Holy shit.....
Tuesday was one of the scariest, most alone days of my life. Having survived an extra shift at the hospital, not feeling well.... by 830 AM Tuesday I knew something was terribly wrong. I called the Clinic, asking if I could get in, should just go to the ED or ???? Kim said come in.... be here in 45 minutes...no wait...while we where talking someone else grabbed that appointment.... be here in 1 hour 45 minutes..... I cried.... I laid in my bed and cried... for the entire time.

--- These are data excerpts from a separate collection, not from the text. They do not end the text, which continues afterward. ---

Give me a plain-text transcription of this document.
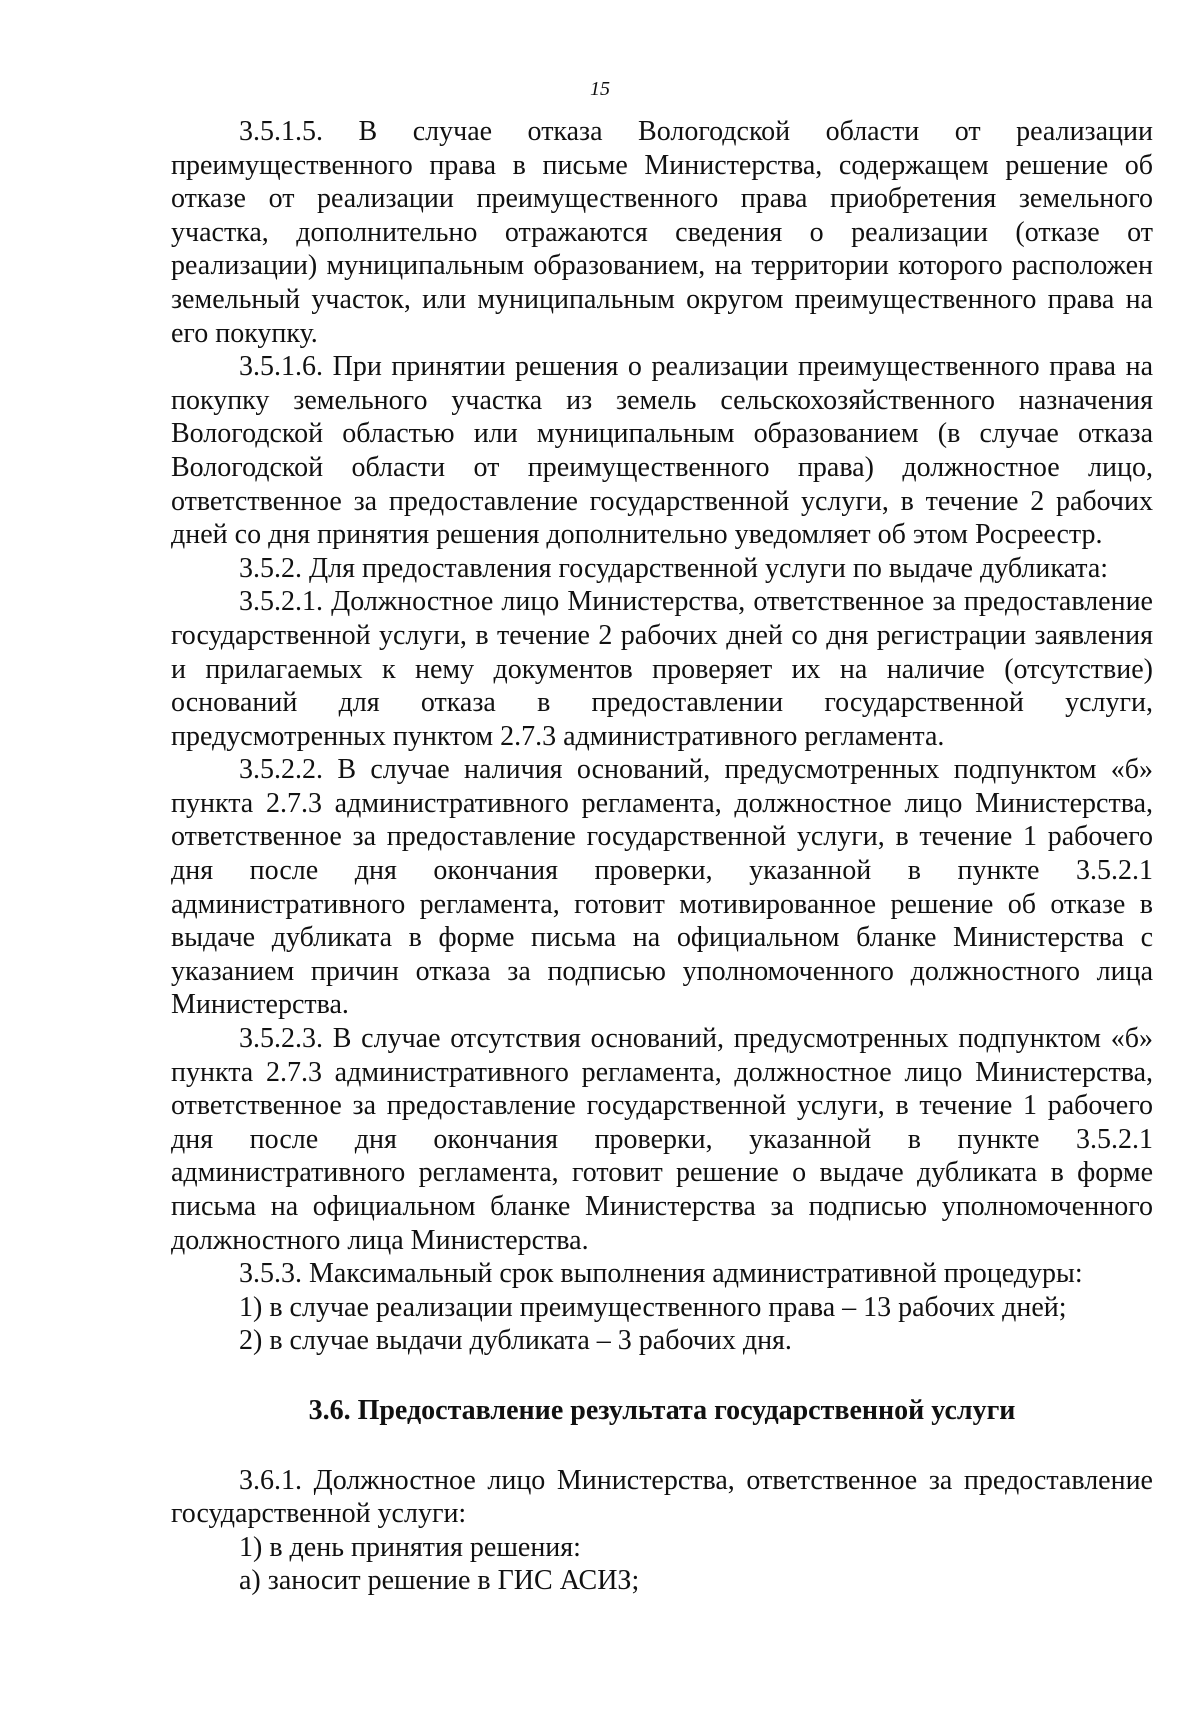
15

3.5.1.5. В случае отказа Вологодской области от реализации преимущественного права в письме Министерства, содержащем решение об отказе от реализации преимущественного права приобретения земельного участка, дополнительно отражаются сведения о реализации (отказе от реализации) муниципальным образованием, на территории которого расположен земельный участок, или муниципальным округом преимущественного права на его покупку.

3.5.1.6. При принятии решения о реализации преимущественного права на покупку земельного участка из земель сельскохозяйственного назначения Вологодской областью или муниципальным образованием (в случае отказа Вологодской области от преимущественного права) должностное лицо, ответственное за предоставление государственной услуги, в течение 2 рабочих дней со дня принятия решения дополнительно уведомляет об этом Росреестр.

3.5.2. Для предоставления государственной услуги по выдаче дубликата:

3.5.2.1. Должностное лицо Министерства, ответственное за предоставление государственной услуги, в течение 2 рабочих дней со дня регистрации заявления и прилагаемых к нему документов проверяет их на наличие (отсутствие) оснований для отказа в предоставлении государственной услуги, предусмотренных пунктом 2.7.3 административного регламента.

3.5.2.2. В случае наличия оснований, предусмотренных подпунктом «б» пункта 2.7.3 административного регламента, должностное лицо Министерства, ответственное за предоставление государственной услуги, в течение 1 рабочего дня после дня окончания проверки, указанной в пункте 3.5.2.1 административного регламента, готовит мотивированное решение об отказе в выдаче дубликата в форме письма на официальном бланке Министерства с указанием причин отказа за подписью уполномоченного должностного лица Министерства.

3.5.2.3. В случае отсутствия оснований, предусмотренных подпунктом «б» пункта 2.7.3 административного регламента, должностное лицо Министерства, ответственное за предоставление государственной услуги, в течение 1 рабочего дня после дня окончания проверки, указанной в пункте 3.5.2.1 административного регламента, готовит решение о выдаче дубликата в форме письма на официальном бланке Министерства за подписью уполномоченного должностного лица Министерства.

3.5.3. Максимальный срок выполнения административной процедуры:

1) в случае реализации преимущественного права – 13 рабочих дней;

2) в случае выдачи дубликата – 3 рабочих дня.

3.6. Предоставление результата государственной услуги

3.6.1. Должностное лицо Министерства, ответственное за предоставление государственной услуги:

1) в день принятия решения:

а) заносит решение в ГИС АСИЗ;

Last time this occurred I was in the hospital for FIVE.... yes Five days.... no fricken way..... and I was out of work for 6 weeks.... Oh hell no.....
Kim assured me it had returned... after 13 years.... ughhhhhhh.... see a surgeon on Wednesday.... DO NOT WORK TONIGHT....( damn I think my doctor knows me too well) and here.... start on these antibiotics and pain meds.
Well.... overnight the abscess ruptured..... ewwwwww.....
but the good news ... according to the surgeon....the rupture was "clean"... no 'brain' surgery.... for now.
10 days of antibiotics and reevaluate in three months.... by then the tract should be clean and 'calm'.... most likely beast is over the course of thirteen years a fistula developed and will need to be "taken care of"....
my family.... I Love you all.... I cried to each of you.... Especially Cheri.... boy is this going to be a session for my therapist this week or what!!!
Now.... my f---ing washing machine has decided this is the week to quit working.... full of water no less.... and full of jeans.... like the heaviest possible load of laundry there is..... grrrrrr.....I'll get it fixed next week.... Next week... ttd week... no excuses.... I start my long weeks off next week.... well.... it sort of already started.... but it restarts for the summer..... 12 weeks of short work weeks.... wooohooooo..... and a little tighter paychecks.... but .... it will be worth it....the peace of mind of enjoying the summer...
so... when it rains in my world... it dumps all over me.... but despite being alone and desperate and distraught and stressed and scared and all that..... somehow... by the grace of God.... I came out if it.... maybe this was just a test to prove... that I can cope.... well.... mostly cope..... on my own with lots of help.... I need to do this..... I need to learn that i can live..... that I can survive.... that I will be OK....
1 comment:
You will survive! We love you and you are in my thoughts!